University of Utah scientists have taken significant steps to fight a deadly childhood muscle cancer by identifying some of the genetic events that cause the disease and then engineering mice that develop the tumors. The genetic events might be targets for new drugs that could be tested on the mice.
The disease, named alveolar rhabdomyosarcoma, "is a very mean childhood cancer," says study leader Mario Capecchi, co-chair of human genetics in the university's School of Medicine and an investigator with the Howard Hughes Medical Institute. "Once the cancer has spread, 80 percent of the children are likely to die within five years, even with the most aggressive treatment possible, including chemotherapy, surgery and radiation."
Capecchi says the studies provide evidence that the cancer may originate in mature or nearly mature skeletal muscle fibers. That is controversial because satellite stem cells – cells that become new muscle – long have been suspected of giving rise to rhabdomyosarcoma.
"If we know where it starts and the cause, you might be able to prevent it, detect it early or develop new treatments based on a better understanding of the biology of the tumor," says Charles Keller, a pediatric cancer specialist and first author of the studies.
During the past 30 years, "there have been dramatic improvements in cure rates for a number of cancers," he adds. "However, the outcome for advanced alveolar rhabdomyosarcoma has remained largely the same for 30 years."

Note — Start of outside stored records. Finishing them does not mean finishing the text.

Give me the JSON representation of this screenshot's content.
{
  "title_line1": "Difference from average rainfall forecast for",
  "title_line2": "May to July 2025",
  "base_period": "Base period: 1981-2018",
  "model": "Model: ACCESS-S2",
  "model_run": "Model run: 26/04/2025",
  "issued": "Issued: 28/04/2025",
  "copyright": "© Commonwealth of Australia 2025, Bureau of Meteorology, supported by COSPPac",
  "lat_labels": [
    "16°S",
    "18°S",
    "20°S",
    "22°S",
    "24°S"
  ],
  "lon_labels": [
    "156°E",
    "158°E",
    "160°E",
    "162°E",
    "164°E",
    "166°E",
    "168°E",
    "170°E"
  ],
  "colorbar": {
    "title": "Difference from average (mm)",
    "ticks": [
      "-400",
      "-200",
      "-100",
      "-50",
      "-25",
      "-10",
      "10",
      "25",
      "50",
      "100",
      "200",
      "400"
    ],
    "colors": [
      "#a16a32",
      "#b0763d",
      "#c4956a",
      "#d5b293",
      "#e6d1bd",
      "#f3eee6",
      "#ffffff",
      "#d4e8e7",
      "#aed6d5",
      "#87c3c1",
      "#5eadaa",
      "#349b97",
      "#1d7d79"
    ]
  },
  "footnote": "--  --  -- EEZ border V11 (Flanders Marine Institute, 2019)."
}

Until now, scientists have been unable to breed mice with alveolar rhabdomyosarcoma, so "we understand the initiation and progression of this disease very poorly," Keller says. "This work represents a significant step forward in the understanding of the disease, and puts us on the path toward new therapies" less toxic to patients and better aimed at the cancer.
Keller and Capecchi believe it still will take 10 to 20 years for new treatments to emerge. But, Keller adds, "After 30 years of limited progress, we have our foot in the door."
The new studies will be published Nov. 1 in the journal Genes & Development, with one of the studies published online Oct. 15. The studies involved mice, which have a genetic makeup quite similar to humans and thus are used as "models" for study of human diseases.
Co-authors of the studies were University of Utah undergraduate Mark Hansen; Cheryl Coffin, a physician in pediatric pathology; Benjamin Arenkiel, a graduate student in human genetics; and Harvard Medical School's Nabeel El-Bardeesy and Ronald DePinho.
Childhood cancers are rare because cancer is primarily age-related. The American Cancer Society says that out of 1.37 million new cancers in the United States this year, 9,200 would occur in children age 14 or younger, and 313 of those would be rhabdomyosarcomas.
The American Cancer Society says 78 percent of children with cancer survive at least five years. But Keller says five-year survival is a dismal 5 percent to 30 percent – depending on the group studied – among children with alveolar rhabdomyosarcoma, the most severe form of the disease. (Another form, embryonal rhabdomyosarcoma, is more responsive to treatment.)
Capecchi says the cancer causes tumors in various muscles throughout the body, primarily in the legs, arms and shoulders, but also in the back, neck, trunk and even the tongue.
Scientists already knew that 85 to 90 percent of children with alveolar rhabdomyosarcoma have an oncogene – a cancer-causing gene – named Pax3:Fkhr.
It is known as a "fusion gene" because it forms when two chromosomes each break into two pieces and then fuse or recombine. The fusion gene includes a piece of Pax3 – which plays a role in forming the muscles, nervous system and head – and piece of Forkhead of Fkhr, a gene that acts as a tumor suppressor to control cell division, which runs amok in cancer. Researchers believe Pax3:Fkhr causes cancer by triggering inappropriate muscle development.
In their first study, the researchers probed how the Pax3:Fkhr fusion gene affected development of the mouse embryo, muscle formation in the embryo, and muscle growth that occurs after the mouse is born and satellite stem cells give rise to new muscle cells.
They engineered a version of the Pax3 gene that could be converted into a Pax3-Fkhr fusion gene at any stage of embryo development and in any desired cells – a new technology called "conditional mutagenesis." Capecchi says these experiments revealed how the fusion gene turns various genes on or off, interfering with normal muscle development and providing clues to the complex series of steps by which the gene causes alveolar rhabdomyosarcoma.
"If you know the steps involved, then you can look at each of them and ask, 'Are there drugs that would specifically interfere with that step,'" he adds.
Keller says muscles are made two ways. As an embryo grows, muscles develop from cells known as somites, which also give rise to bone and skin. Just before birth, muscle starts being made a second way: Muscles made earlier gain added mass because of satellite cells, which are stem cells destined to make muscle.